There has accumulated a large amount of literature on confidence interval construction
involving lognormal data owing to the fact that many data in scientific inquiries may be
approximated by this distribution. Procedures have usually been developed in a piecemeal
fashion for a single mean, a single mean with excessive zeros, a difference between two
means, and a difference between two differences (net health benefit). As an alternative, we present a general approach for all these cases that requires only confidence limits available in introductory texts. Simulation results confirm the validity of this approach. Examples arising from health economics are used to exemplify the methodology.
The lognormal distribution may be used to approximate right skewed data arising in a wide range of scientific
inquires (Limpert et al., 2001). Traditional statistical analysis of such data has usually been focused on the means
of log-transformed data, resulting in inferences expressed in terms of geometric means rather than the arithmetic
means. However, there are many situations, including in environmental science (Parkhurst, 1998) and in occupational
health research (Rappaport and Selvin, 1987), in which arithmetic means may provide more meaningful information.
Consequently, there has accumulated a relatively large amount of literature regarding statistical methods for this type of
data, including Aitchison and Brown (1957) and Crow and Shimizu (1988), with more articles being added rapidly to the
literature (Chen, 1994; Taylor et al., 2002; Wu et al., 2002, 2003, 2006; Gill, 2004; Tian and Wu, 2006; Shen et al., 2006;
Krishnamoorthy et al., 2006; Bebu and Mathew, 2008; Fletcher, 2008).
Since many health cost data may be positively skewed (Thompson and Barber, 2000; Briggs et al., 2002), the literature
dealing with the analysis of lognormal data in this context has also increased substantially. This includes procedures for
a one sample mean, a difference between two independent sample means, a difference between two dependent sample
means, and additional zero values for each of these cases (Zhou, 2002). Recent advances include a method based on the
Edgeworth expansion (Zhou and Dinh, 2005; Dinh and Zhou, 2006). It is worthwhile to note that this approach not only
fails to provide adequate coverage rates but also lacks invariance in the sense that a confidence interval for
We have demonstrated that interval estimation involving lognormal data requires only the application of confidence
interval procedures found in introductory textbooks. Thus, it may be unnecessary to avoid lognormal assumptions forsimplicity (Nixon and Thompson, 2005, p. 1226), or to rely on simulation of pivotal statistics (Krishnamoorthy and Mathew,
2003; Tian, 2005; Chen and Zhou, 2006; Krishnamoorthy et al., 2006).
Interval estimation based on transformations using the Edgeworth expansion (Zhou and Dinh, 2005) lacks the invariance
property of a confidence interval for a difference, and performs poorly for lognormal data (Zhou and Dinh, 2005; Dinh and
Zhou, 2006). One may argue that this procedure is nonparametric and thus it is unfair to compare it with the MOVER. Our
position is that to be nonparametric, a procedure must be able to provide valid results for data having a common distribution,
such as the lognormal in the present context.
Although we have deliberately used examples from health economics, the approach described here is also suitable for
lognormal data arising from such disciplines as economics and environmental science (Rappaport and Selvin, 1987; Crow
and Shimizu, 1988; Krishnamoorthy et al., 2006; Fletcher, 2008; Zou et al., 2009b). We should also mention that the MOVER
we described here can be readily applied to lognormal regression models (Bradu and Mundlak, 1970; El-Shaarawi and
Viveros, 1997; Wu et al., 2006; Tian and Wu, 2007b; Shen and Zhu, 2008), because in concept this problem is identical
to that of producing confidence intervals for lognormal means.
As a final note, we should emphasize that the procedures in Section 3 are only applicable to lognormal data. Whenever
there is apparent evidence against the lognormal assumption, the procedures presented in this section should not be used.
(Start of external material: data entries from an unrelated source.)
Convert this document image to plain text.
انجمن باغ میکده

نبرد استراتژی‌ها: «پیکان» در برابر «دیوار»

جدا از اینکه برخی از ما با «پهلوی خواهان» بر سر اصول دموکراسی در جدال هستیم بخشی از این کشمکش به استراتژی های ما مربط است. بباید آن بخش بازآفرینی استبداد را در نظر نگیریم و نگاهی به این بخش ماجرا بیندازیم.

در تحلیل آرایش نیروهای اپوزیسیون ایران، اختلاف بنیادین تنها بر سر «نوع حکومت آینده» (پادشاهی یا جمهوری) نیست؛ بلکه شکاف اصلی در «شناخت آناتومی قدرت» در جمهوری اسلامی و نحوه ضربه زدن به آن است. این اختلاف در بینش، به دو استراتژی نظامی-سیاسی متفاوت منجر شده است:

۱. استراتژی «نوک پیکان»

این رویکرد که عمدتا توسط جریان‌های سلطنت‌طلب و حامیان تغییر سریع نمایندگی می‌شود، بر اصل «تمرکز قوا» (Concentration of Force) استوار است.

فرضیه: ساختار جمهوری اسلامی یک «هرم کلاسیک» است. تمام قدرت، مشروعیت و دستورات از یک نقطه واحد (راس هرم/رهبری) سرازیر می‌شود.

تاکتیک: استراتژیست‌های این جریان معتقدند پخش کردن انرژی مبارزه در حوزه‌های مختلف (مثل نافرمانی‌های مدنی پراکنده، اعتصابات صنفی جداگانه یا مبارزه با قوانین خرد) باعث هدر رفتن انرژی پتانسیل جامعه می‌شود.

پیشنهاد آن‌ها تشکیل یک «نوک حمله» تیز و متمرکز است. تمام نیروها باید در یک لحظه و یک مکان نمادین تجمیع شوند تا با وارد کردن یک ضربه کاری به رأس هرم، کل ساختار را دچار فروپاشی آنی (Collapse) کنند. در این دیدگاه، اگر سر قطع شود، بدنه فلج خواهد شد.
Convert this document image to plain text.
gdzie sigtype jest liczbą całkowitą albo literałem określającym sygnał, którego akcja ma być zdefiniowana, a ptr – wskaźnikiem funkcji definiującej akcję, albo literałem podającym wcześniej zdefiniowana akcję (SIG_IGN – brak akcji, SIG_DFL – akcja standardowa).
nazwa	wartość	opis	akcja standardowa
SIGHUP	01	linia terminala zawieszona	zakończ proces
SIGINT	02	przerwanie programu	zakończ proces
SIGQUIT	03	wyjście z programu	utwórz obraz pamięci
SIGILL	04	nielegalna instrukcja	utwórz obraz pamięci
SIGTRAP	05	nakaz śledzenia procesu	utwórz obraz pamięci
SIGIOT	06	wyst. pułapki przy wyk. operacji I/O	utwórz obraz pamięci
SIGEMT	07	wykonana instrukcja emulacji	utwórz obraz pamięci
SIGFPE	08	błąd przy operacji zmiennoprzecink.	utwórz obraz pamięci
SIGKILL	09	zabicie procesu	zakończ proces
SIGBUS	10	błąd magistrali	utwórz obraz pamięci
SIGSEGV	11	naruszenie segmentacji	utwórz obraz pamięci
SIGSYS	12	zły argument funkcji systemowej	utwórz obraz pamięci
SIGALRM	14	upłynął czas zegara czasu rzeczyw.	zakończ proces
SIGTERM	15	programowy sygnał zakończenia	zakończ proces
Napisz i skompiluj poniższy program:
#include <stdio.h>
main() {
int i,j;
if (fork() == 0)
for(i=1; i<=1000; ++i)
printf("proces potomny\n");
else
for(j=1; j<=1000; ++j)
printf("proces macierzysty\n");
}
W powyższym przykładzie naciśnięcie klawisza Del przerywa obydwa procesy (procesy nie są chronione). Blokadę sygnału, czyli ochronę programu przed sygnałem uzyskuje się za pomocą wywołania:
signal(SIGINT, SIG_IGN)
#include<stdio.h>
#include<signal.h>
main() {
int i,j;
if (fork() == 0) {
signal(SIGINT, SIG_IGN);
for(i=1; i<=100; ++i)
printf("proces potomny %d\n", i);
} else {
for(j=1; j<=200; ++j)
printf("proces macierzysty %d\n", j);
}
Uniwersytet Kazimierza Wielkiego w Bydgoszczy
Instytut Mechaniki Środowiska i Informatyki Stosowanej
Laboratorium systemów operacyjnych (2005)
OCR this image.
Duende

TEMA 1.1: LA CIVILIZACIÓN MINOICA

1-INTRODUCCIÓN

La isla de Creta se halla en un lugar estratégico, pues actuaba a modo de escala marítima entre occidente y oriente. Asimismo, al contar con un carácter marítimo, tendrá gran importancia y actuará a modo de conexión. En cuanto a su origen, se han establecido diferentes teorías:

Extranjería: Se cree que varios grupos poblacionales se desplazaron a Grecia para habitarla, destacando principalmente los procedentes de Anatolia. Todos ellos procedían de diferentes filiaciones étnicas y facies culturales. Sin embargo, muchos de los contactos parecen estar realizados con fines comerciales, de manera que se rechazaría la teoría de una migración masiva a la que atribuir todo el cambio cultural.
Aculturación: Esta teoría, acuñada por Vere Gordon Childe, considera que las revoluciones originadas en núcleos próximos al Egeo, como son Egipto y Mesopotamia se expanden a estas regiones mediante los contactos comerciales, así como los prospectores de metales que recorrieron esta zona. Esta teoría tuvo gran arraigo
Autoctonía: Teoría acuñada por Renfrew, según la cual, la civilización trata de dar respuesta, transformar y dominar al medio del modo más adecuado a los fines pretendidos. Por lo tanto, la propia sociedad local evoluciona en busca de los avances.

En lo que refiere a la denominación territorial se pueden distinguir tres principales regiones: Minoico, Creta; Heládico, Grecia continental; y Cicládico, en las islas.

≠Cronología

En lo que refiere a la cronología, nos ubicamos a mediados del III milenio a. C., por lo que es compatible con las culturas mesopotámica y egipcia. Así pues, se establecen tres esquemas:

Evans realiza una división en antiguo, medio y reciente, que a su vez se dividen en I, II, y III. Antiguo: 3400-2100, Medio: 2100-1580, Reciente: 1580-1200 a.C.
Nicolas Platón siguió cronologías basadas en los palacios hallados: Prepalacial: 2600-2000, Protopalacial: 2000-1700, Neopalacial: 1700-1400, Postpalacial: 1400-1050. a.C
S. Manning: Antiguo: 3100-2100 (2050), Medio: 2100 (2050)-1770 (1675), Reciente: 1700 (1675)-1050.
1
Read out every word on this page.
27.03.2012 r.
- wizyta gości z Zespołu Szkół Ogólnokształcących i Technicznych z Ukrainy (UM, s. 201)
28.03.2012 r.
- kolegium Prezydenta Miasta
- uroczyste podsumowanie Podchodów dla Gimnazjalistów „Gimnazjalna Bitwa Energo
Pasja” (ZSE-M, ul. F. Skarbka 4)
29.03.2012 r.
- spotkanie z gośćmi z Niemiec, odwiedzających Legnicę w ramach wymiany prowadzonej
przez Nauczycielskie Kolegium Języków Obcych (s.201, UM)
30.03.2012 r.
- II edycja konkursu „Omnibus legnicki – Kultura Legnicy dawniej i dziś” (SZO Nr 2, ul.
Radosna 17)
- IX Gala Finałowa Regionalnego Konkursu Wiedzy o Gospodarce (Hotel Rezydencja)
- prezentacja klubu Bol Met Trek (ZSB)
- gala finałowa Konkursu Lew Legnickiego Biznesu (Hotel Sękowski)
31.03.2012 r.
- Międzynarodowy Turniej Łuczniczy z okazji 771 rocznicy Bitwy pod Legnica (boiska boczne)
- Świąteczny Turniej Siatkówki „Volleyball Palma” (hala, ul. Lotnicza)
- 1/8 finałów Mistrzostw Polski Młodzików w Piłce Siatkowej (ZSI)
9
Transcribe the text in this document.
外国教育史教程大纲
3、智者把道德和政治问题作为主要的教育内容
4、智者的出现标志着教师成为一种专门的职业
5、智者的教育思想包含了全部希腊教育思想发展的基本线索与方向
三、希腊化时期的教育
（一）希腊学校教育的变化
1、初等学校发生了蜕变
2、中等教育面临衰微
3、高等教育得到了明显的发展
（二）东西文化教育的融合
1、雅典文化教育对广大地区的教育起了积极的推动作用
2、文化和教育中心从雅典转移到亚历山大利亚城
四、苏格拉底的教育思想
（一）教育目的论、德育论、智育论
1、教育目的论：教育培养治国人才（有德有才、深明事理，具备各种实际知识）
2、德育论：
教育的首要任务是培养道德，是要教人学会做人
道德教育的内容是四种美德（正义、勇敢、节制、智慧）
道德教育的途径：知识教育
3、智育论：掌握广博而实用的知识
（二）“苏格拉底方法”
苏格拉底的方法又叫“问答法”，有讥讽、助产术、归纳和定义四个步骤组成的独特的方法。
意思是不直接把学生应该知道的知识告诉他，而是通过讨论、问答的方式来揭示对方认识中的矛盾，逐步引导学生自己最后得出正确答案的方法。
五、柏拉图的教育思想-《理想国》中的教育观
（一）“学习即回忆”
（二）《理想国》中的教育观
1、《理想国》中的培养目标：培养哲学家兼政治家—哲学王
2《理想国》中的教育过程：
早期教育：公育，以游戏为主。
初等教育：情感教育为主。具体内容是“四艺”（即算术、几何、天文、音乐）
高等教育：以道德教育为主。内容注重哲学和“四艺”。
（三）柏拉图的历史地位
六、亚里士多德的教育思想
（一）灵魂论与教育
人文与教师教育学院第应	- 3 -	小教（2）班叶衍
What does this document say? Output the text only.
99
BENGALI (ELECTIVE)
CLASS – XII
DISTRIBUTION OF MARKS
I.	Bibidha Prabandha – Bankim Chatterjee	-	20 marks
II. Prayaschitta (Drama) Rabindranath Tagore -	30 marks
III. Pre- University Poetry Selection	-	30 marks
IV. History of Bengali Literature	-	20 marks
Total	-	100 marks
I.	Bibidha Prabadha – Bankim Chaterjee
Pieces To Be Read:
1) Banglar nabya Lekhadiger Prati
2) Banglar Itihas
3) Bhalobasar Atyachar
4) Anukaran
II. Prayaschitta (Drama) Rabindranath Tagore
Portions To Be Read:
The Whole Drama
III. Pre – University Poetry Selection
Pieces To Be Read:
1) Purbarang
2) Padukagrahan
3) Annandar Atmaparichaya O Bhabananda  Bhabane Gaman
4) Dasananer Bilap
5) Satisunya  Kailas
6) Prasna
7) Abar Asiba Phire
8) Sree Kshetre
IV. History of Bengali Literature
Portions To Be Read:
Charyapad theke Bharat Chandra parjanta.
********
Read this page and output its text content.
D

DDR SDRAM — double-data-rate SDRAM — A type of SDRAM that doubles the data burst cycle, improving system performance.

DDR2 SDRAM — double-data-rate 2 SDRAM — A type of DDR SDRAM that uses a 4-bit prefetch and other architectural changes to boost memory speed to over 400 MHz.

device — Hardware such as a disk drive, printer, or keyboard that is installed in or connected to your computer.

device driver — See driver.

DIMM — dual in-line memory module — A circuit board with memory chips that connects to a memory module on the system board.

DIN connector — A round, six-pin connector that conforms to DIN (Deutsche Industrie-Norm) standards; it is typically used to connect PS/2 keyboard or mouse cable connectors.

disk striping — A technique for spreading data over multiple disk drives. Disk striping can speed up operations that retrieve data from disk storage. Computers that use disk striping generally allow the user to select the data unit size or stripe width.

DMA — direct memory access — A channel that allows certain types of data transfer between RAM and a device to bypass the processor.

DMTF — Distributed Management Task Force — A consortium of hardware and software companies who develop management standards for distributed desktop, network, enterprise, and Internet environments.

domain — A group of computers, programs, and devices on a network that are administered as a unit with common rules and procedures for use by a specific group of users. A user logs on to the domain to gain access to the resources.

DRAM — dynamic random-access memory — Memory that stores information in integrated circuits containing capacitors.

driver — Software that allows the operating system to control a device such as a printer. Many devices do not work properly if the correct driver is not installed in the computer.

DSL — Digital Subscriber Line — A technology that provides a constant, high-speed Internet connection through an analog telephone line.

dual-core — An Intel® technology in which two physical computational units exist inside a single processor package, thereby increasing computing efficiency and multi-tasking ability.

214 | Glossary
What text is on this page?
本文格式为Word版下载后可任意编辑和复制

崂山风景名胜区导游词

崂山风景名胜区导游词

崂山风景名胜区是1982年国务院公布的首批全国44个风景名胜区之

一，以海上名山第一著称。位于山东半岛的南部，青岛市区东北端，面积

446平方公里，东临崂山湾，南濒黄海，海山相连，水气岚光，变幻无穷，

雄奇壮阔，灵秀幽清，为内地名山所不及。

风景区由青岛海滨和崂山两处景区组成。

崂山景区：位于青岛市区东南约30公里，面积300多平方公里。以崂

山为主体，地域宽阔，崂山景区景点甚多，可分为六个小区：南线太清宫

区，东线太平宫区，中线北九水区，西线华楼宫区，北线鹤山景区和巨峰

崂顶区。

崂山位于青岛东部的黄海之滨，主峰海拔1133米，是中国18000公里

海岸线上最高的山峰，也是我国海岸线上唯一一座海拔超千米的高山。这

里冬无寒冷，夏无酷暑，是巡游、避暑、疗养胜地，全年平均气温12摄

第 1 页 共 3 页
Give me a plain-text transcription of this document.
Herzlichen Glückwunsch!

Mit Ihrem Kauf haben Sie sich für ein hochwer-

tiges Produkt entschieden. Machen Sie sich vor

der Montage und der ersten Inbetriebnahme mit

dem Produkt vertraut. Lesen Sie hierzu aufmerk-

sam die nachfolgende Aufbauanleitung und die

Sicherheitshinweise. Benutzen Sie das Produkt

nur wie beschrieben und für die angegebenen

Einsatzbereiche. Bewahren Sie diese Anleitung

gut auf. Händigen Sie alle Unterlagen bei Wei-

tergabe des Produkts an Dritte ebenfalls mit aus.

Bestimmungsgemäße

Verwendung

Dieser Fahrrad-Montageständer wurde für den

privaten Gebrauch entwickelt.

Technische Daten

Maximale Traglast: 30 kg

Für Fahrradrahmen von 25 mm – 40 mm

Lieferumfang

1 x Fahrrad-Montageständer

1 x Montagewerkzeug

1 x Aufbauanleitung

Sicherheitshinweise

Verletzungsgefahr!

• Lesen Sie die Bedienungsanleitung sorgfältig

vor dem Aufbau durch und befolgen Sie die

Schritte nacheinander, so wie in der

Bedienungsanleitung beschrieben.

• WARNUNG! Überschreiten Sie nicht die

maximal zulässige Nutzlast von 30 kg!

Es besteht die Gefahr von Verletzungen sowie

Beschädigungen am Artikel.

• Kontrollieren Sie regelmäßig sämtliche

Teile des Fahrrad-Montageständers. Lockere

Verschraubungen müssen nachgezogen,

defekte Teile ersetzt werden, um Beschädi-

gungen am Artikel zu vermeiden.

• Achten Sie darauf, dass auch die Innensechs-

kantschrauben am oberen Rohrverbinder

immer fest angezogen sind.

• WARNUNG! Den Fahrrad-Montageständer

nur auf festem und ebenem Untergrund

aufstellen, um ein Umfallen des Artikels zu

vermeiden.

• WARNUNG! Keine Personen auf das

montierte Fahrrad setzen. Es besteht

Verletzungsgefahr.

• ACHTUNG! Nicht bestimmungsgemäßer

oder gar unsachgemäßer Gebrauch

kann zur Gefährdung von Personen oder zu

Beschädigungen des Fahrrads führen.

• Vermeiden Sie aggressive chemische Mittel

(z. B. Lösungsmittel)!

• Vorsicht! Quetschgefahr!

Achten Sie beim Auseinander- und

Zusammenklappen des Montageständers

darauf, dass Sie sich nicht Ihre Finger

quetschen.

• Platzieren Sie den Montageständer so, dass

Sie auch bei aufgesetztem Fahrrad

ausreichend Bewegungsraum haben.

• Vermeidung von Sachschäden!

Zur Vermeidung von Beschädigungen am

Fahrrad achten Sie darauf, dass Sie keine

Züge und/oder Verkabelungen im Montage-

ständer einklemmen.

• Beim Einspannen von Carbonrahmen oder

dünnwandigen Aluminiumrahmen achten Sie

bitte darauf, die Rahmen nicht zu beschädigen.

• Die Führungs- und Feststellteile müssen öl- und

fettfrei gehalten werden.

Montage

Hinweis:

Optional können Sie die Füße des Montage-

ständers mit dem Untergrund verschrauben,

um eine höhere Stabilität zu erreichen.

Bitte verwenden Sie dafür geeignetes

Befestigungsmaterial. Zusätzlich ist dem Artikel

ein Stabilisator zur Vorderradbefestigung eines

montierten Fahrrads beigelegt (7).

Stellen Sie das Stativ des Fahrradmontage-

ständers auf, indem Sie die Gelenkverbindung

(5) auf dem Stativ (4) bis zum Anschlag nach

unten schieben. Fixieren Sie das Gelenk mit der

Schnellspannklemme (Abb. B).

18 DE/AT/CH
However, this is not an inherent deficiency of the MOVER. This point is supported by several applications and extensions
beyond lognormal data (Zou and Donner, 2008). Zou (2008) presents a further extension to interval estimation for measures
of additive interaction, which are functions of risk ratios having only asymptotic lognormal distributions. New applications
to set confidence limits for differences between Pearson correlations and coefficients of determination (R2) may be found
in Zou (2007), where it has been identified that the MOVER fails in the case of very small increments in R2.